Novak concludes by quoting Senate Intelligence Committee Chairman Pat Roberts:

“While there was no dispute with the underlying facts,” Chairman Roberts wrote separately, “my Democrat colleagues refused to allow” two conclusions in the report. The first conclusion merely said that Wilson was sent to Niger at his wife’s suggestion. The second conclusion is devastating:


“Rather than speaking publicly about his actual experiences during his inquiry of the Niger issue, the former ambassador seems to have included information he learned from press accounts and from his beliefs about how the Intelligence Community would have or should have handled the information he provided.”


The normally mild Pat Roberts is harsh in his condemnation: “Time and again, Joe Wilson told anyone who would listen that the President had lied to the American people, that the Vice President had lied, and that he had ‘debunked’ the claim that Iraq was seeking uranium from Africa . . . [N]ot only did he NOT ‘debunk’ the claim, he actually gave some intelligence analysts even more reason to believe that it may be true.” Roberts called it “important” for the Intelligence Committee to declare much of what Wilson said “had no basis in fact.” In response, Democrats were silent. [emphasis added]

The BBC can spout off all it wants about ‘international reaction’ to the Butler report and Dyke can claim what he will. It would do better to just get down to eating a bit of crow.

UPDATE: Joseph Wilson continues to spin like a top but the major news outlets tend to either bury it (as with the New York Times and Washington Post) or ignore it altogether (as with the BBC). Michael Barone, political reporter for US News and World Report points out how reckless an approach this is.

All this is significant because for the past year most leading Democrats and many in the determinedly anti-Bush media have been harping on the “BUSH LIED” theme. Their aim clearly has been to discredit and defeat Bush. The media continue to fight this battle: contrast the way The New York Times, The Washington Post and the Los Angeles Times front-paged the Wilson charges last year with the way they’re downplaying the proof that Wilson lied deep inside the paper this year.

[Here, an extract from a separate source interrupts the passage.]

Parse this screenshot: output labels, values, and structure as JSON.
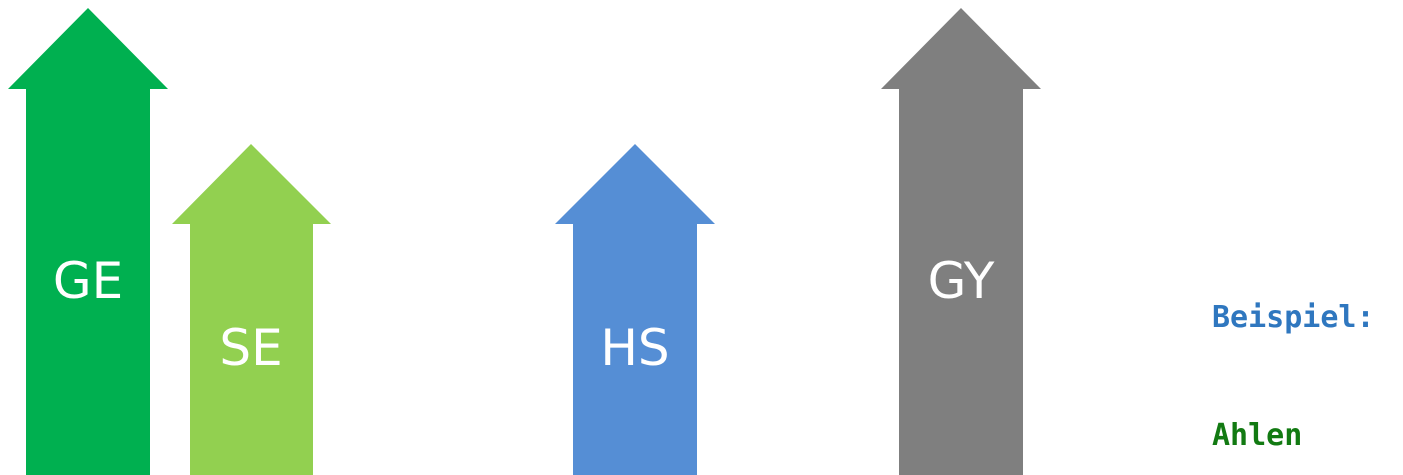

Yale historian John Lewis Gaddis has argued that George W. Bush has transformed American foreign policy, in response to the threat of Islamist terrorism, more than any president since Harry Truman transformed our foreign policy in response to the threat of aggressive communism.


But there is one big difference. In the late 1940s, Truman got bipartisan support from Republicans like Arthur Vandenberg and Thomas Dewey, even at a time when there were bitter differences between the parties on domestic policy, and received generally sympathetic treatment in the press. This time, George W. Bush has encountered determined opposition from most Democrats and the old-line media. They have charged that “BUSH LIED” even when he relied on the same intelligence as they did; they have headlined wild and spurious charges by the likes of Joseph Wilson; they have embraced the wild-eyed propaganda of the likes of Michael Moore.

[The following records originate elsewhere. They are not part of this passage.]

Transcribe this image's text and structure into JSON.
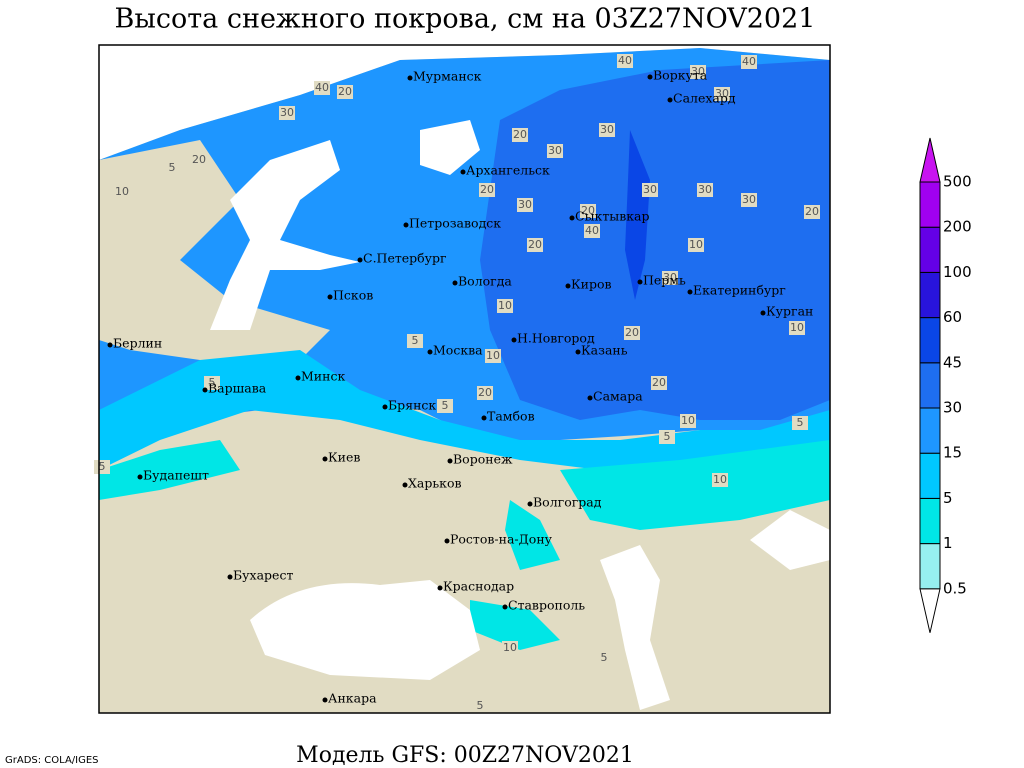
{
  "title": "Высота снежного покрова, см на 03Z27NOV2021",
  "footer": "Модель GFS: 00Z27NOV2021",
  "credit": "GrADS: COLA/IGES",
  "colorbar": {
    "levels": [
      0.5,
      1,
      5,
      15,
      30,
      45,
      60,
      100,
      200,
      500
    ],
    "colors": [
      "#ffffff",
      "#96f0f0",
      "#00e6e6",
      "#00c8ff",
      "#1e96ff",
      "#1e6ef0",
      "#0a46e6",
      "#2814dc",
      "#6400e6",
      "#a000f0",
      "#c814f0"
    ]
  },
  "cities": [
    "Мурманск",
    "Воркута",
    "Салехард",
    "Архангельск",
    "Сыктывкар",
    "Петрозаводск",
    "С.Петербург",
    "Псков",
    "Вологда",
    "Киров",
    "Пермь",
    "Екатеринбург",
    "Курган",
    "Берлин",
    "Н.Новгород",
    "Москва",
    "Казань",
    "Минск",
    "Варшава",
    "Самара",
    "Брянск",
    "Тамбов",
    "Воронеж",
    "Киев",
    "Будапешт",
    "Харьков",
    "Волгоград",
    "Ростов-на-Дону",
    "Бухарест",
    "Краснодар",
    "Ставрополь",
    "Анкара"
  ],
  "contour_labels": [
    40,
    20,
    30,
    20,
    40,
    30,
    20,
    5,
    10,
    30,
    20,
    30,
    30,
    30,
    40,
    20,
    10,
    30,
    20,
    30,
    20,
    10,
    5,
    10,
    20,
    20,
    5,
    10,
    5,
    5,
    10,
    20,
    5,
    10,
    10,
    5,
    5,
    5,
    40,
    30,
    30
  ]
}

They have done these things with, at best, reckless disregard of the effect their arguments have had on American strength in the world. Are they entitled to be taken seriously?

Whilst Barone’s column is focused on “old media” based in the USA, it underscores the invisible footnote underlying a significant amount of the BBC coverage of the Iraq War — that ‘Bush (and Blair) lied’. Little wonder that the Beeb’s ‘value for money’ quotient continues to drop.